Special Segment: The Making of a Terrorist

February 15, 2011 (CHICAGO)

Now, for the first time the public is hearing Shareef in his own words explain why a young man born and raised in America wanted to become a terrorist.

Shareef was a teenager living in Rockford when he converted to Islam. His mother has said she grew concerned about her son after he took trips to Detroit and Arizona, then grew distant as he became more radicalized.

The FBI says he was a young man who was working at a video game store by day while plotting to commit acts of terrorism in his off hours.

"You are the enemies of Islam, for the sake of Allah we are coming for you," Shareef says in a tape that looks like it could have been shot somewhere in the Middle East. In fact, the camera was 90 miles from Chicago in a Rockford home where the 22-year-old and a friend each made several videos declaring their desire for destruction.

"We will target you in your homes. We will target you in your businesses. We will target you in your synagogues and your churches. We do not fear you Kafirs. I swear by Allah I am ready to give my life right now for the cause," the tape says.

Days later, FBI agents arrested Shareef and charged him with swapping stereo speakers for what he thought were four live grenades and a handgun. Shareef's friend was actually an FBI informant who recorded Shareef plotting to detonate the grenades at Rockford's Cherry Vale mall during the height of the Christmas shopping season.

A born and bred American intent on killing his fellow countrymen. The type of person, Homeland Security says, is being recruited by foreign-born terrorists.

"Among these groups we are also seeing an increased emphasis on recruiting Americans and Westerners to carry out attacks," said U.S. Homeland Security Secretary Janet Napolitano last week.

"I would say it's a higher threat, a more likely scenario than an al-Qaeda inspired attack," said Robert Grant, FBI Chicago special agent in charge.

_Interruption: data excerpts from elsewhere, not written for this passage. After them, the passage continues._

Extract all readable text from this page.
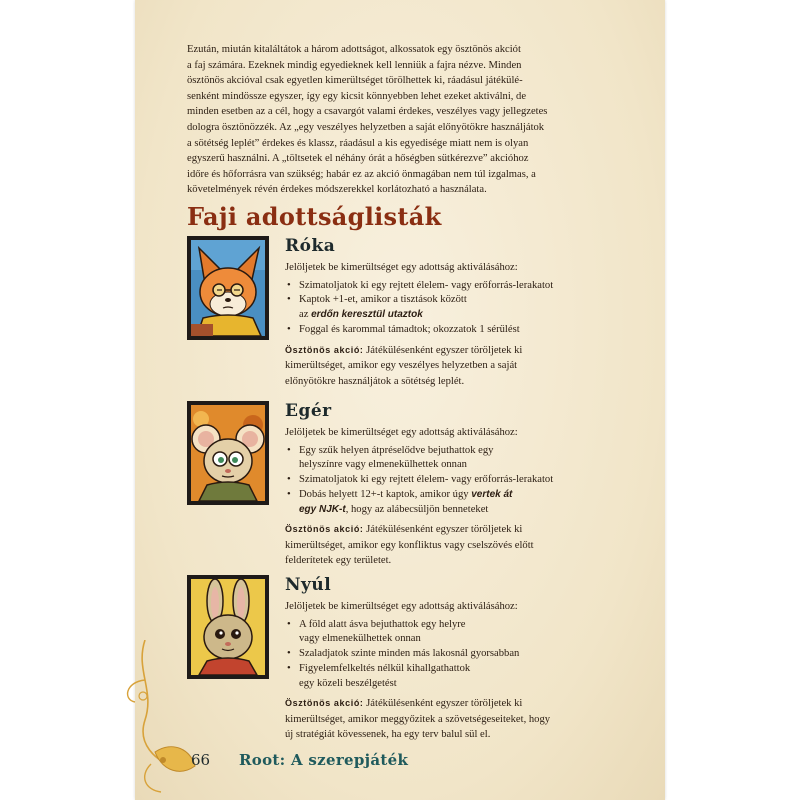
Ezután, miután kitaláltátok a három adottságot, alkossatok egy ösztönös akciót
a faj számára. Ezeknek mindig egyedieknek kell lenniük a fajra nézve. Minden
ösztönös akcióval csak egyetlen kimerültséget törölhettek ki, ráadásul játékülé-
senként mindössze egyszer, így egy kicsit könnyebben lehet ezeket aktiválni, de
minden esetben az a cél, hogy a csavargót valami érdekes, veszélyes vagy jellegzetes
dologra ösztönözzék. Az „egy veszélyes helyzetben a saját előnyötökre használjátok
a sötétség leplét” érdekes és klassz, ráadásul a kis egyedisége miatt nem is olyan
egyszerű használni. A „töltsetek el néhány órát a hőségben sütkérezve” akcióhoz
időre és hőforrásra van szükség; habár ez az akció önmagában nem túl izgalmas, a
követelmények révén érdekes módszerekkel korlátozható a használata.
Faji adottságlisták
Róka
Jelöljetek be kimerültséget egy adottság aktiválásához:
• Szimatoljatok ki egy rejtett élelem- vagy erőforrás-lerakatot
• Kaptok +1-et, amikor a tisztások között
az erdőn keresztül utaztok
• Foggal és karommal támadtok; okozzatok 1 sérülést
Ösztönös akció: Játékülésenként egyszer töröljetek ki
kimerültséget, amikor egy veszélyes helyzetben a saját
előnyötökre használjátok a sötétség leplét.
Egér
Jelöljetek be kimerültséget egy adottság aktiválásához:
• Egy szűk helyen átpréselődve bejuthattok egy
helyszínre vagy elmenekülhettek onnan
• Szimatoljatok ki egy rejtett élelem- vagy erőforrás-lerakatot
• Dobás helyett 12+-t kaptok, amikor úgy vertek át
egy NJK-t, hogy az alábecsüljön benneteket
Ösztönös akció: Játékülésenként egyszer töröljetek ki
kimerültséget, amikor egy konfliktus vagy cselszövés előtt
felderítetek egy területet.
Nyúl
Jelöljetek be kimerültséget egy adottság aktiválásához:
• A föld alatt ásva bejuthattok egy helyre
vagy elmenekülhettek onnan
• Szaladjatok szinte minden más lakosnál gyorsabban
• Figyelemfelkeltés nélkül kihallgathattok
egy közeli beszélgetést
Ösztönös akció: Játékülésenként egyszer töröljetek ki
kimerültséget, amikor meggyőzitek a szövetségeseiteket, hogy
új stratégiát kövessenek, ha egy terv balul sül el.
66 Root: A szerepjáték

The FBI and others have been working to understand how an American like Shareef can be radicalized without ever leaving the country.

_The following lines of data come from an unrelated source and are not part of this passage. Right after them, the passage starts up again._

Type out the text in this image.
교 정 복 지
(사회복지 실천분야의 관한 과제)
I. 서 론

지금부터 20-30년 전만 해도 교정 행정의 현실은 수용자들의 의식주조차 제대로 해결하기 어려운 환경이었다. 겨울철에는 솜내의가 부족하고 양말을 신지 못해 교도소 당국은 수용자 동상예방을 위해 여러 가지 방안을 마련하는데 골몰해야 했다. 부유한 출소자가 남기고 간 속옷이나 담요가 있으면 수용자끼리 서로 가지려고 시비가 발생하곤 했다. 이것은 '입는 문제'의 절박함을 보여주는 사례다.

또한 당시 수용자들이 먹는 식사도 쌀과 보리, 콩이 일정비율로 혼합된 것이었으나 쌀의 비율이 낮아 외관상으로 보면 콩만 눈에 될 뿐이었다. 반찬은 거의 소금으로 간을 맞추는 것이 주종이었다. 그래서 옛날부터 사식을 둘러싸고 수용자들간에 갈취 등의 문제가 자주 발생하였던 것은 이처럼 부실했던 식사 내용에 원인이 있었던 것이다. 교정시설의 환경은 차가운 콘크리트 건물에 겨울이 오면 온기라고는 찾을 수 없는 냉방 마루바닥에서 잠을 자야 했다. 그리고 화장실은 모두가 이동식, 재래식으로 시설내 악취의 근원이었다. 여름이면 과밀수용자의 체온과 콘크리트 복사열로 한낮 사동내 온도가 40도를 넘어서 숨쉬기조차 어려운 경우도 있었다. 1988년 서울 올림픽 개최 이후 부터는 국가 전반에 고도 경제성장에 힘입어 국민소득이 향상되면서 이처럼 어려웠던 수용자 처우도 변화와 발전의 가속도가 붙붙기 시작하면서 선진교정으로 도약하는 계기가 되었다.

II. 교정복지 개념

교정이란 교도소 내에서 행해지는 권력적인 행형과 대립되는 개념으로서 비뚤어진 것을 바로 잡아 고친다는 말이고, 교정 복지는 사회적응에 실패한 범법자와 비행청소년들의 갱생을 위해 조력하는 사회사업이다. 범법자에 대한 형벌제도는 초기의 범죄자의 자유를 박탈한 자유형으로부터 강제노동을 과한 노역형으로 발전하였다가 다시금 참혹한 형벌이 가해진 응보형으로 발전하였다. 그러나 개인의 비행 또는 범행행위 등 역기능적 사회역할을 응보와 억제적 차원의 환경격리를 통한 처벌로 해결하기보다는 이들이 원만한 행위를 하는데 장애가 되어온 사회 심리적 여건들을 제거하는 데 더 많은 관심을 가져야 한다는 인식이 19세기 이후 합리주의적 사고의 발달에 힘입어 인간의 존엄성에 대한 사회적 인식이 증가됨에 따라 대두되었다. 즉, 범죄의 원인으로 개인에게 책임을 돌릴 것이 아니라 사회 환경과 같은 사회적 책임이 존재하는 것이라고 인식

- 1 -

"There is a lot of people attempting to determine how fast a person can go from non-threat to threat and it's gotten very short, in some cases, amazingly short. It manifests itself in a matter of months as opposed to years," said Grant.

For his part, Shareef said in a series of letters to me signed with the peace symbol that he just happened to know the wrong people. Now in court filings he contends he was entrapped by his friend the FBI informant and the martyrdom tapes he made are little more than "boasting and bragging."

Attorney Tom Durkin has represented accused terrorists housed at Guantanamo Bay. He argues people like Shareef - and the young man charged with plotting to set of a bomb outside Wrigley Field - are the latest examples of law enforcement casting a wide net.

"Once you start declaring a war on terror like you do a war on drugs you get into activities that become very questionable from a civil liberties standpoint," said Durkin.

Shareef is serving a 35-year-prison term in downstate Illinois. He said he was willing and anxious to talk with ABC7 about his case. The Federal Bureau of Prisons said no deeming an interview a potential security threat.